8. How significantly has Covid set the business back?
“It’s been one of the biggest frustrations is that we’ve had an influx of revenue from the sale of PRO14, and coming in from the Six Nations sale, so we would have been in an incredibly strong position. We’d have been able to do an awful lot of things we’ve always wanted to do quicker, things like the women’s game, like better facilities for our leading clubs across the piece, regional training environments, a match officials strategy, and a real focus on volunteers. We would have been in a fantatsic position, but we had to stop everything for 15 months and concentrate on our national and pro teams, because that’s where our money’s made. It was fortunate that the hiatus stopped the domestic game because I’m not sure how we’d have been able to service the domestic programme as well as the pro and international programme.
“We’re two and a half years behind where we want to be, ideally. We have to do a lot of things quicker to play catch-up. We need our overall turnover to be back where it was as quick as we possibly can and go beyond that number, and we need to restart rugby safely and sustainably.”
9. The Lions match at Murrayfield on Saturday seemed to be a bit of a shambles with the bars running out of beer before half-time?
“As far as we are concerned, this was our first Covid protocolled event at BTM and there were some issues around consumption of alcohol, we know that, but we took a decision based on health. We had an unprecedented demand for alcohol consumption and the estate had been differently configured for this game. Effectively, we had the opportunity to go back and restock the bars which would have created more problems for traffic round the estate and we decided not to compromise the social distancing protocols we had in place so we decided not to put alcohol for sale after half-time. We took a conscious decision and our focus was on health rather than hospitality.
“I spoke to Ben Calveley [Managing Director of the Lions] this morning. He said the feedback they had from fans, sponsors and broadcasters was incredibly good and they had no issue at all with what happened on Saturday. They were very pleased with the event.”
10. Is Murrayfield still fit for purpose as a top level sports venue?

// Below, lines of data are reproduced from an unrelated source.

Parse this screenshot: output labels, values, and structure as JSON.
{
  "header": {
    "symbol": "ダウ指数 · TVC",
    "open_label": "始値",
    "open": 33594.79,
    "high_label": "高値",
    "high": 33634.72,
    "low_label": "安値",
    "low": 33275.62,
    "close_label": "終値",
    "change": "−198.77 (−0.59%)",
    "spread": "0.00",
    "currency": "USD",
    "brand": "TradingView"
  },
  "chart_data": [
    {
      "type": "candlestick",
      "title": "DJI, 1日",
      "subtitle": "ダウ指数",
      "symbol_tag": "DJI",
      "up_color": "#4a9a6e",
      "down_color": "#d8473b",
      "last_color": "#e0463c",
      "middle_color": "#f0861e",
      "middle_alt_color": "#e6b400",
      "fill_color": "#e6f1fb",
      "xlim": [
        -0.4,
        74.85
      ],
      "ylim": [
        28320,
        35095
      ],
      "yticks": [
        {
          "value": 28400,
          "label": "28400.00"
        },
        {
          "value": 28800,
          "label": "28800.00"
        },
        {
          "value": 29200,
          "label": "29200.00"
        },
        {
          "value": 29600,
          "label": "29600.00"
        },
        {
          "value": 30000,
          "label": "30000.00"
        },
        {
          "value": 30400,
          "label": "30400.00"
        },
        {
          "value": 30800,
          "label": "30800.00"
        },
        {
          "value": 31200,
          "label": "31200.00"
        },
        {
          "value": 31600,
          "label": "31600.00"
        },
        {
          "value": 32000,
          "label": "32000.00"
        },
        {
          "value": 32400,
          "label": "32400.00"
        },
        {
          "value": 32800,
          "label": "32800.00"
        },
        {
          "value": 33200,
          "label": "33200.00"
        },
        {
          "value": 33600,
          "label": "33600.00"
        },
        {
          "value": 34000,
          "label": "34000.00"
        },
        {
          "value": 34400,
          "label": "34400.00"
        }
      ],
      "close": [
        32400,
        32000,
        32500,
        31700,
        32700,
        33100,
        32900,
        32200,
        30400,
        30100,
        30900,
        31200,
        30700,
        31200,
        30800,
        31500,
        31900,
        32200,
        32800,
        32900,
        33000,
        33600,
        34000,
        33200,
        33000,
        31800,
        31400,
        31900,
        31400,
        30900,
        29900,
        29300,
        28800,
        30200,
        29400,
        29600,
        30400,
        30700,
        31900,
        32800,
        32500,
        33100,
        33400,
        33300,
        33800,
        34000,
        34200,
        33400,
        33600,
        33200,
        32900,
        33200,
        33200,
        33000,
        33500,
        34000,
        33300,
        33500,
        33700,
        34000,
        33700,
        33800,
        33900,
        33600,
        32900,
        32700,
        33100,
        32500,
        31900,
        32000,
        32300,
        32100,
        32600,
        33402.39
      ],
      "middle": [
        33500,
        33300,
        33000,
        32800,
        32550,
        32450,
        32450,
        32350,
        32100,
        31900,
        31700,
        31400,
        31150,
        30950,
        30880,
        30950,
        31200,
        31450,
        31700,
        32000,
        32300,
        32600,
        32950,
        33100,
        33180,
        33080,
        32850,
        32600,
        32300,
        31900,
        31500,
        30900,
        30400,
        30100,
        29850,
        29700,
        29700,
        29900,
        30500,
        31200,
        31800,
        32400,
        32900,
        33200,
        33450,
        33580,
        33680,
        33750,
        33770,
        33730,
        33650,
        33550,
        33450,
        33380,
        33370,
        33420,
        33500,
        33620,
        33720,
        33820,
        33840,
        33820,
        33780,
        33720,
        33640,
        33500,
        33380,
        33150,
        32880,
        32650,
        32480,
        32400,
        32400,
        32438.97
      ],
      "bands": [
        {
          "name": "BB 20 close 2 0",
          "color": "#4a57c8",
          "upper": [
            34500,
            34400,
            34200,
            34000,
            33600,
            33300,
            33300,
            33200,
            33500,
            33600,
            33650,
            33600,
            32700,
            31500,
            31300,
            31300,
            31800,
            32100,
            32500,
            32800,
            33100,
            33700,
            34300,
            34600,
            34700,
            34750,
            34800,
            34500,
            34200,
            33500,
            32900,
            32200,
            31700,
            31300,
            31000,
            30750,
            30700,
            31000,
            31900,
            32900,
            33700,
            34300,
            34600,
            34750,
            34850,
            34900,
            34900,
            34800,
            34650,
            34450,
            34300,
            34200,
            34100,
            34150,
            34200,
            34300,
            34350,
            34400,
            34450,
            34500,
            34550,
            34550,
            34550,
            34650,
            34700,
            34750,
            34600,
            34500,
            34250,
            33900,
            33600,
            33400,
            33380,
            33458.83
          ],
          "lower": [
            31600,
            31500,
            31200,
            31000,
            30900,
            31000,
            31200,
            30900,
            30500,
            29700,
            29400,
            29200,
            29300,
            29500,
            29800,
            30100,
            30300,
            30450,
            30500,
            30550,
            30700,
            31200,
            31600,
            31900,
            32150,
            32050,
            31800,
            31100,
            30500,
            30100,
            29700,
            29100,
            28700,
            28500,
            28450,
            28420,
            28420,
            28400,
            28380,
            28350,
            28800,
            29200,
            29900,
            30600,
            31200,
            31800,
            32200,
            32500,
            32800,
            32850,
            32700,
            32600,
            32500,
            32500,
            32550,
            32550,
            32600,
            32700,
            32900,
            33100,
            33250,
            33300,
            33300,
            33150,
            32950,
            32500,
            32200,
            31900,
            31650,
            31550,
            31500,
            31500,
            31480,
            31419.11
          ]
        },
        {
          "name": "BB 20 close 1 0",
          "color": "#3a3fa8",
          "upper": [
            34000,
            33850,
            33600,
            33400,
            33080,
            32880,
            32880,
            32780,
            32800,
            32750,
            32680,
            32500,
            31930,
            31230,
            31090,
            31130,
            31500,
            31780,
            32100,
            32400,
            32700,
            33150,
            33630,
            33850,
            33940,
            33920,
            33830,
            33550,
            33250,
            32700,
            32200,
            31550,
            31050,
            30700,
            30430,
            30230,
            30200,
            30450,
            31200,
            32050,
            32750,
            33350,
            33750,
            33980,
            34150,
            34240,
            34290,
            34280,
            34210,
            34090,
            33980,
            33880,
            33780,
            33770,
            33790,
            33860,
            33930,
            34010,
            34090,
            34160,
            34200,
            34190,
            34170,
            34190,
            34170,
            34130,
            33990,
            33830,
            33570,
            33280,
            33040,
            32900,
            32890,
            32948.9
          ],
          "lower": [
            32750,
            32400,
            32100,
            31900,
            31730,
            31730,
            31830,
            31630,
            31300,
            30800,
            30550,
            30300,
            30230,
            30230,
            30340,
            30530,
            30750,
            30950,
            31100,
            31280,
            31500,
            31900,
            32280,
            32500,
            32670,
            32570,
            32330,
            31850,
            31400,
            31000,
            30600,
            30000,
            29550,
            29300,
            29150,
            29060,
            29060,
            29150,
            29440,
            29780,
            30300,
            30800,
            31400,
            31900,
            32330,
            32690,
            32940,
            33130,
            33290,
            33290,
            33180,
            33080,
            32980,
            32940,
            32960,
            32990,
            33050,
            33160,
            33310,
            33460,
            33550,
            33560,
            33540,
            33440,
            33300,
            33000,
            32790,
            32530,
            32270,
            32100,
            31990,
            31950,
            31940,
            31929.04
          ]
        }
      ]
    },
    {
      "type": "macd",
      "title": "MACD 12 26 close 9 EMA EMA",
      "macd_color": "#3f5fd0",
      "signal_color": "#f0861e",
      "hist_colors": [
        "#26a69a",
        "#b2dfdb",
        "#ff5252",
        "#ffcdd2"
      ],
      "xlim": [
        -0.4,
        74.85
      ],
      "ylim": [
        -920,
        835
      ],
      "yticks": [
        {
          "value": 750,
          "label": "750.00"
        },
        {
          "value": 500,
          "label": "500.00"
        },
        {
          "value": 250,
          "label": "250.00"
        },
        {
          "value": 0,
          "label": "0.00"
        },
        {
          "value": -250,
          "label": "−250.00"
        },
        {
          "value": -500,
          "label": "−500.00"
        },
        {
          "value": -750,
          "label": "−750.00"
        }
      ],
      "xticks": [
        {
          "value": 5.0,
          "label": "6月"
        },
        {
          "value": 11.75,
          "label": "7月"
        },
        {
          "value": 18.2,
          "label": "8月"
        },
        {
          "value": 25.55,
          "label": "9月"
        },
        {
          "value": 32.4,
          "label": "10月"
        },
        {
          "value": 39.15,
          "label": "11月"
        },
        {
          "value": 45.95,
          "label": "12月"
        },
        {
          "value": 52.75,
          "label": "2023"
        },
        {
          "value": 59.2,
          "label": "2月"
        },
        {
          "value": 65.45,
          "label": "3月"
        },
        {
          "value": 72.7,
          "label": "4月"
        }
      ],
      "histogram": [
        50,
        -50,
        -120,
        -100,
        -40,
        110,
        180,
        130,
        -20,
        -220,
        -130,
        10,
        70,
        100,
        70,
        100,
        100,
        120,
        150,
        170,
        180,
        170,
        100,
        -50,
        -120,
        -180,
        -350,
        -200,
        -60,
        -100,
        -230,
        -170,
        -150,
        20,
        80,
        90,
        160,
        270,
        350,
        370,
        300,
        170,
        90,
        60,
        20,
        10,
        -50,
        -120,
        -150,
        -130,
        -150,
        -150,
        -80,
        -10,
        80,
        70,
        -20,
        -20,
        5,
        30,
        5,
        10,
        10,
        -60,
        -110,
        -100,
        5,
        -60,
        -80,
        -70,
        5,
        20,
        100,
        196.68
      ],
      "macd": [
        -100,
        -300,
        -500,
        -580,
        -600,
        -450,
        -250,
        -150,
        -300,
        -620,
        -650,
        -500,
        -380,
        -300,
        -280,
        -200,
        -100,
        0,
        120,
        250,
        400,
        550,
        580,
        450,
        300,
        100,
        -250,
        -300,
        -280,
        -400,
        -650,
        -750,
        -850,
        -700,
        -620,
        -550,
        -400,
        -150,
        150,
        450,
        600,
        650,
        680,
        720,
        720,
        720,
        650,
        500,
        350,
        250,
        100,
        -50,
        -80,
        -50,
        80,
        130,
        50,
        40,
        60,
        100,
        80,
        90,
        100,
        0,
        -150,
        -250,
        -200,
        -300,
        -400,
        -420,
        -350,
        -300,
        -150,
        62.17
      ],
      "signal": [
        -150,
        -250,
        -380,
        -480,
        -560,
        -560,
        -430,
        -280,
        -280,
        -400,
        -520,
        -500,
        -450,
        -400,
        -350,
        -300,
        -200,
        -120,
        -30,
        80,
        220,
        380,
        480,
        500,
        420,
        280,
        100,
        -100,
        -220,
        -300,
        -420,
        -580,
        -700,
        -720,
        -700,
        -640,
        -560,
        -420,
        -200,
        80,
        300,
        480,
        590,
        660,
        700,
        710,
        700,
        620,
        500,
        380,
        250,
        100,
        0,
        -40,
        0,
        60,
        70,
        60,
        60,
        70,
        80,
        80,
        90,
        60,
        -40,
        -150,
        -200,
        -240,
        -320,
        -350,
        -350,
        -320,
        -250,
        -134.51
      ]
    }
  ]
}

“Ever since I arrived here [in 2011] we’ve had plans to upgrade Murrayfield when we’ve had the money. With a stadium of this size a few million pounds is like a flea bite, it doesn’t go that far. What we’ve had to do is use our money smartly and upgrade parts of the stadium which we could afford. We all know the infrastructure of the stadium has to be worked on. We haven’t touched any of the money from the Six Nations-CVC deal, haven’t worked on the strategy because we were leaving that money aside for generational or legacy projects. That could be Murrayfield.
“I was talking last week to the government about the redevelopment of the stadium and we should be looking with the government to upgrade the infrastructure as extensively as we can over the next five years. But we’ll have to have partners in that, we’ll have to do it in conjunction with government because it’s such a colossal capital item. The stadium was [redone] in 1994, our competitors have venues much younger than that, what we need to do is bring that up to speed. We now could be in position to contribute towards something that could be done.
“The cost of refurbishing a stadium and the costs of rebuilding and buying land are unbelievably different. You’re much better refurbishing a stadium if you can. We’ve got a prime piece of iconic, historic real estate – everyone knows where we are. Unless someone offers to build us a brand new stadium on the M8 … please put me in touch with them.”